• Cramming can be an effective last-minute technique but only for small volumes of information for a short period of time.
  • Too much cramming stupefies long-term memory (where well learned memory lives), and it can set you up for anxiety attacks and mind blanks in the exam. If you must, however, cram, do so in 5 to 10-minute blocks by reading materials out loud and then rephrasing what you’re learning in your own words.
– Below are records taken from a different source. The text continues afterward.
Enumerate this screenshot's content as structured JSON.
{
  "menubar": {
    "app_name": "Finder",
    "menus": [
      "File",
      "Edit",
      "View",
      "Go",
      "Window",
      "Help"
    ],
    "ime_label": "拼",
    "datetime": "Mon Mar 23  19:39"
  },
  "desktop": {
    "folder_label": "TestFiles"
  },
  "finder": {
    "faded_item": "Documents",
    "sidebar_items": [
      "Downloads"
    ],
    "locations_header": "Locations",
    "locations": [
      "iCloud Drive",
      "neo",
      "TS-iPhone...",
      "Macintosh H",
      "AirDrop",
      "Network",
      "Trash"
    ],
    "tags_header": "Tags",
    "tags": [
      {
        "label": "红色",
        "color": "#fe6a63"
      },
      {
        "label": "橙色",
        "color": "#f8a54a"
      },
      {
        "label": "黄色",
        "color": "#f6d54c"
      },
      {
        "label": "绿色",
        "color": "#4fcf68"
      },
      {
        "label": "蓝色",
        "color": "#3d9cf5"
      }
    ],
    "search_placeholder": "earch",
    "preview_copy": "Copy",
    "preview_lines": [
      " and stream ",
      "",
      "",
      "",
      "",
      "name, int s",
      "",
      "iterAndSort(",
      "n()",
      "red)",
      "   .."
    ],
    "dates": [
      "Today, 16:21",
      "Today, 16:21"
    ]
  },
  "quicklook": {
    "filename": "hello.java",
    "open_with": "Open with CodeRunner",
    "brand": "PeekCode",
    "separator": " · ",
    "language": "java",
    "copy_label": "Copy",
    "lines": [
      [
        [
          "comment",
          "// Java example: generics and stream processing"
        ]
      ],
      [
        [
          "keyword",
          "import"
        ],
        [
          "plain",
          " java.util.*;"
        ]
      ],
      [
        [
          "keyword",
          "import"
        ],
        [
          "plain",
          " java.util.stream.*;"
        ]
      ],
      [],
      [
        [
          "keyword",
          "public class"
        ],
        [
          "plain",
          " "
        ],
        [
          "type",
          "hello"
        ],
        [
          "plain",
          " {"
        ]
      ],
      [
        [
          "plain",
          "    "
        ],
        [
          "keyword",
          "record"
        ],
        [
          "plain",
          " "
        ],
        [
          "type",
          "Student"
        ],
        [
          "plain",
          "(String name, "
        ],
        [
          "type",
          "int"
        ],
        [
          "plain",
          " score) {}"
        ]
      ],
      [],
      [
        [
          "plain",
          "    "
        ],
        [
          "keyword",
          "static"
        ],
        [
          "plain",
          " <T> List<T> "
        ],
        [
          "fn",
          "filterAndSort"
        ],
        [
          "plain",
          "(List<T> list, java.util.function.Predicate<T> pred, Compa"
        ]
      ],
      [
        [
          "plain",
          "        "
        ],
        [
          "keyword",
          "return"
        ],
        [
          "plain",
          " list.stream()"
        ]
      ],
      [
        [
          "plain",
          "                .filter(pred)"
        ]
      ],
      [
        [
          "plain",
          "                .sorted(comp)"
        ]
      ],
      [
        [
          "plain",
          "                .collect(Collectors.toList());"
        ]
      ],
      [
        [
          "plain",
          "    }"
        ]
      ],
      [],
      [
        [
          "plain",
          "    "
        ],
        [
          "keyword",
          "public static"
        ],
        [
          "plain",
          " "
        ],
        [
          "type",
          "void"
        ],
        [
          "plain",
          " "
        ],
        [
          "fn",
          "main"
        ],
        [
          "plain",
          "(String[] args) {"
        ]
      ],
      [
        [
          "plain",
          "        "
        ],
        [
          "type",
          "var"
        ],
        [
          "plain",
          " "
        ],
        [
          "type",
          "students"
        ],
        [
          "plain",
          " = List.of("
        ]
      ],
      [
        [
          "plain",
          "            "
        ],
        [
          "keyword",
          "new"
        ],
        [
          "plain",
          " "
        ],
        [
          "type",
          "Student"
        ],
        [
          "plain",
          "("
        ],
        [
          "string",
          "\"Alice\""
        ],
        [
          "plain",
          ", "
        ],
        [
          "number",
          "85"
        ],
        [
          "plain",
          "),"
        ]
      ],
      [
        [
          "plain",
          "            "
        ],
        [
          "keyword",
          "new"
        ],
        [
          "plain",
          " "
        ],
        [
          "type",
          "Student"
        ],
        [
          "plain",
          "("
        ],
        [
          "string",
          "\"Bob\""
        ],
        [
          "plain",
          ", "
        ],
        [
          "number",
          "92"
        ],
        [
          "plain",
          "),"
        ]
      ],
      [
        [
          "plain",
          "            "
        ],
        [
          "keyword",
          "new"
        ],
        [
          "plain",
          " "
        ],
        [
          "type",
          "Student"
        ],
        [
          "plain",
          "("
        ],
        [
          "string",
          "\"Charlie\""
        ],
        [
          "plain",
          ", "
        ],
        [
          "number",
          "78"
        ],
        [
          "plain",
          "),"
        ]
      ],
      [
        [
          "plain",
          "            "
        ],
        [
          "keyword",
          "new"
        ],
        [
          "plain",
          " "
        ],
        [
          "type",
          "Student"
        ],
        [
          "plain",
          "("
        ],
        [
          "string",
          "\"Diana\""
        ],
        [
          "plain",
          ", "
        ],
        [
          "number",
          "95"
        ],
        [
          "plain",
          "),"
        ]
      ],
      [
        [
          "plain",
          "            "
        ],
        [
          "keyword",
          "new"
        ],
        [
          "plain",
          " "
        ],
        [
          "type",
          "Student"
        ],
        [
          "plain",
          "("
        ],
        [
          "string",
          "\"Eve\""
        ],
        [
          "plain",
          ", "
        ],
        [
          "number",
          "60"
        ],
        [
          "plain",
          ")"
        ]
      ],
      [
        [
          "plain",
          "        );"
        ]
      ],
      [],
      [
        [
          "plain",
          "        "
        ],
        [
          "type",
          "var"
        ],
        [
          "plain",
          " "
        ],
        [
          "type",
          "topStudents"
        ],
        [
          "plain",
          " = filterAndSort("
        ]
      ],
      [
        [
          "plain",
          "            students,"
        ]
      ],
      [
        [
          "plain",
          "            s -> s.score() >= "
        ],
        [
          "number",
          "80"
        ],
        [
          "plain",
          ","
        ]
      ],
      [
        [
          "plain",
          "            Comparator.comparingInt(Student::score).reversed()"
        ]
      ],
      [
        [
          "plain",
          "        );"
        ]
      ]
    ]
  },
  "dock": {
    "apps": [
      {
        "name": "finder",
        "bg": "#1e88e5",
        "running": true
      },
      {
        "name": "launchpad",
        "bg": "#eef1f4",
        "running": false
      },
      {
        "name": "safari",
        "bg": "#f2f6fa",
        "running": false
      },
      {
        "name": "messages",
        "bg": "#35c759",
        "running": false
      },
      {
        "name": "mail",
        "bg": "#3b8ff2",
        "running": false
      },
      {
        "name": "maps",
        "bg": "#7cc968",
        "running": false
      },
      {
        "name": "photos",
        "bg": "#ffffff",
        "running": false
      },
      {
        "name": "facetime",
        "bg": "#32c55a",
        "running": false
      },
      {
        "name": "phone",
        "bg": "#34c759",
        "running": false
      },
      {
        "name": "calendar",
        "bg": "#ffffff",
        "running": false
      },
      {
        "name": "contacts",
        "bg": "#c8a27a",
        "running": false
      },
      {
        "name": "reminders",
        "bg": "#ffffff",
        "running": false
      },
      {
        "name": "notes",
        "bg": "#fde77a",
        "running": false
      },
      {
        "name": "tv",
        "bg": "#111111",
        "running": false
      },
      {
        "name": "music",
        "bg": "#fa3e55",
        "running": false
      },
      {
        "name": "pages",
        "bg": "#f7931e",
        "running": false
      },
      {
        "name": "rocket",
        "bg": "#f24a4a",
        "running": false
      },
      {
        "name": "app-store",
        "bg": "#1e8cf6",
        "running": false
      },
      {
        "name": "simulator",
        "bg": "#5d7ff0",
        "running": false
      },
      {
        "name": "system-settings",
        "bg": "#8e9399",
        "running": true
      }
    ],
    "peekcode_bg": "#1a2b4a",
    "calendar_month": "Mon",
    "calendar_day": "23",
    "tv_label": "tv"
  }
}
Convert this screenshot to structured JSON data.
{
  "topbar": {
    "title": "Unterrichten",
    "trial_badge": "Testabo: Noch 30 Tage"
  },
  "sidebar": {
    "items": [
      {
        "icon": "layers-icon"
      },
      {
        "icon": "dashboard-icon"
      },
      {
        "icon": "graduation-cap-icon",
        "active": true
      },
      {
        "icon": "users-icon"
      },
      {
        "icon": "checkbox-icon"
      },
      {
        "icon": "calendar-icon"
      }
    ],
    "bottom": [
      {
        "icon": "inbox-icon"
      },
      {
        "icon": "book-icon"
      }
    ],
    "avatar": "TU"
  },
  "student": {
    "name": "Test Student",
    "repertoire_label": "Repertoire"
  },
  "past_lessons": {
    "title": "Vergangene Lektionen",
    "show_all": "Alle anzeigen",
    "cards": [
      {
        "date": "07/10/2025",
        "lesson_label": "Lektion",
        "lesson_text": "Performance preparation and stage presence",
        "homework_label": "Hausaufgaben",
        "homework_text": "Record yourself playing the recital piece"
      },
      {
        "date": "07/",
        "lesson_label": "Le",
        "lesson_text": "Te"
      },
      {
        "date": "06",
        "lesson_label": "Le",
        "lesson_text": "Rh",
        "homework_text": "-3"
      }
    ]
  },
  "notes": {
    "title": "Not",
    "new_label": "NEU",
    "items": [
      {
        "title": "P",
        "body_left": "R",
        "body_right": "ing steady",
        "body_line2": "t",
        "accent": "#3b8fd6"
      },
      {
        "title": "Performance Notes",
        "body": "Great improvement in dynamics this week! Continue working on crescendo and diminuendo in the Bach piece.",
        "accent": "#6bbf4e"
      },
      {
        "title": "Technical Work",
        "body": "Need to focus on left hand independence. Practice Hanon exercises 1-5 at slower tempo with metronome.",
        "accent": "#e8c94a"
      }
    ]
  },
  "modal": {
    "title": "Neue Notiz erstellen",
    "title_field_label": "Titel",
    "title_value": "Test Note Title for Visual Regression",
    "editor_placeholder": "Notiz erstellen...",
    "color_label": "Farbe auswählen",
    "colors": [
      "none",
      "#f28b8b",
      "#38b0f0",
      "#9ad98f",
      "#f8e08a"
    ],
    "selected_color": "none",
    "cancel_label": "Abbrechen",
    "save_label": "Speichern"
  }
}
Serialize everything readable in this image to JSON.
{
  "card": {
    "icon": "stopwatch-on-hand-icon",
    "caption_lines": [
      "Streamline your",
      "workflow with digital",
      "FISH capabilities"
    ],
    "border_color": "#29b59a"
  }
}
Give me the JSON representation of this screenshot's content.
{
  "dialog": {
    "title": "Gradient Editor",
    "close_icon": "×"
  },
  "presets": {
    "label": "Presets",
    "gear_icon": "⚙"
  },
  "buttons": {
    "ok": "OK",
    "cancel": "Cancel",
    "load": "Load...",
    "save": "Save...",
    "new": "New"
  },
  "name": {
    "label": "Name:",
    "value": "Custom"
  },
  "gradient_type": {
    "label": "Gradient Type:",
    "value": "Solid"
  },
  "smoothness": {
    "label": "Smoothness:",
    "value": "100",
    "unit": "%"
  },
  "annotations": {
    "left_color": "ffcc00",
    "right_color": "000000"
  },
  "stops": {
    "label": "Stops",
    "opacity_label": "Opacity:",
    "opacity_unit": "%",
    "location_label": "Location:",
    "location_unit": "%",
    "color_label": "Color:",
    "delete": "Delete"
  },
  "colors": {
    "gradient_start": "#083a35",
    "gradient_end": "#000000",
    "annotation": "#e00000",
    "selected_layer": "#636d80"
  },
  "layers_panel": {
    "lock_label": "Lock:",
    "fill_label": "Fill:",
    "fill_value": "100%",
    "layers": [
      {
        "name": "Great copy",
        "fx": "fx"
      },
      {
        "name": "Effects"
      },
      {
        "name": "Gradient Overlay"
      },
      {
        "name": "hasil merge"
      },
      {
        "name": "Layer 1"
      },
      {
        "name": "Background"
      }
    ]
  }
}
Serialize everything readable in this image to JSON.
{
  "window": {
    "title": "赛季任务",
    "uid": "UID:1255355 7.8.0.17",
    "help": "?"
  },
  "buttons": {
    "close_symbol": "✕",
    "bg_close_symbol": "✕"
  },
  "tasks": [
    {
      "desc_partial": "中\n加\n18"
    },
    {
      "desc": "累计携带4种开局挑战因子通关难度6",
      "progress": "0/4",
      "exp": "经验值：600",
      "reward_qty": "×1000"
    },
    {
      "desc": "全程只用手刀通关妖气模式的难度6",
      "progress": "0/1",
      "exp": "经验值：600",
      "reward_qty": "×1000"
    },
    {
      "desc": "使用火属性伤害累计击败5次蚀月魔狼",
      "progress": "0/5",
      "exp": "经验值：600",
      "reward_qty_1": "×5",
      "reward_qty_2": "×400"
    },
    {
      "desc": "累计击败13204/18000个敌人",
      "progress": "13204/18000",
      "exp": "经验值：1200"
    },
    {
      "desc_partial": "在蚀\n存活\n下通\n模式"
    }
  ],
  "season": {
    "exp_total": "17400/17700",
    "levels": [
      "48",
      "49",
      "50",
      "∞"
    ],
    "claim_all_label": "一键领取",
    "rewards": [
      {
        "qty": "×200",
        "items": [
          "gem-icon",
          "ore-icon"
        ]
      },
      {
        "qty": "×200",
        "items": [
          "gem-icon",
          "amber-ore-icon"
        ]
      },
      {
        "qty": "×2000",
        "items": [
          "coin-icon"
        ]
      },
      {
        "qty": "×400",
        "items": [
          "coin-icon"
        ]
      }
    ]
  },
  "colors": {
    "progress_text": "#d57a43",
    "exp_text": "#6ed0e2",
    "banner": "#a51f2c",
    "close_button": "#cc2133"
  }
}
Then take a 1 to 2-minute break to allow the information you’re learning to be processed in your brain. Repeat this process until you’re confident with the materials, and move to them next item to be learned.
  • When you start to feel less anxious, slowly increase the length of your cramming  sessions to 30 minutes blocks, with a 5  to 10-minute break in between each 30-minute session.
  • Get at least 4 hours of sleep so that your learnings can anchor in long-term memory, and so you can function efficiently during the exam. Supplement  your diet with essential amino acids to maximise the effectiveness of  cramming sessions.
  • You are likely to better remember a narrow range of materials that have been covered in depth when cramming before an exam. Therefore, look at the last 5 exam papers and identify the areas that are heavily examined, and  concentrate on these sections of the course.
  • Work through 2 to 3 past examination papers – but only those ones that you  have fully worked solutions to.
  • Keep a positive attitude. It’s easier to study when you are relaxed than when you’re stressed out.
  • Read the chapter summaries in your text book – they usually do a great job at summarising the important points.  If there are no chapter summaries, skim through the text and jot down key ideas.
  • You’ll need plenty of ‘brain food’ to keep you going while you’re cramming. Avoid sugary foods and drinks, and instead, opt for foods that have a low glycaemic index and keep you going over a longer period of time. Examples include porridge, muesli, wholegrain bread, brown rice, fruits and non-starchy vegetables.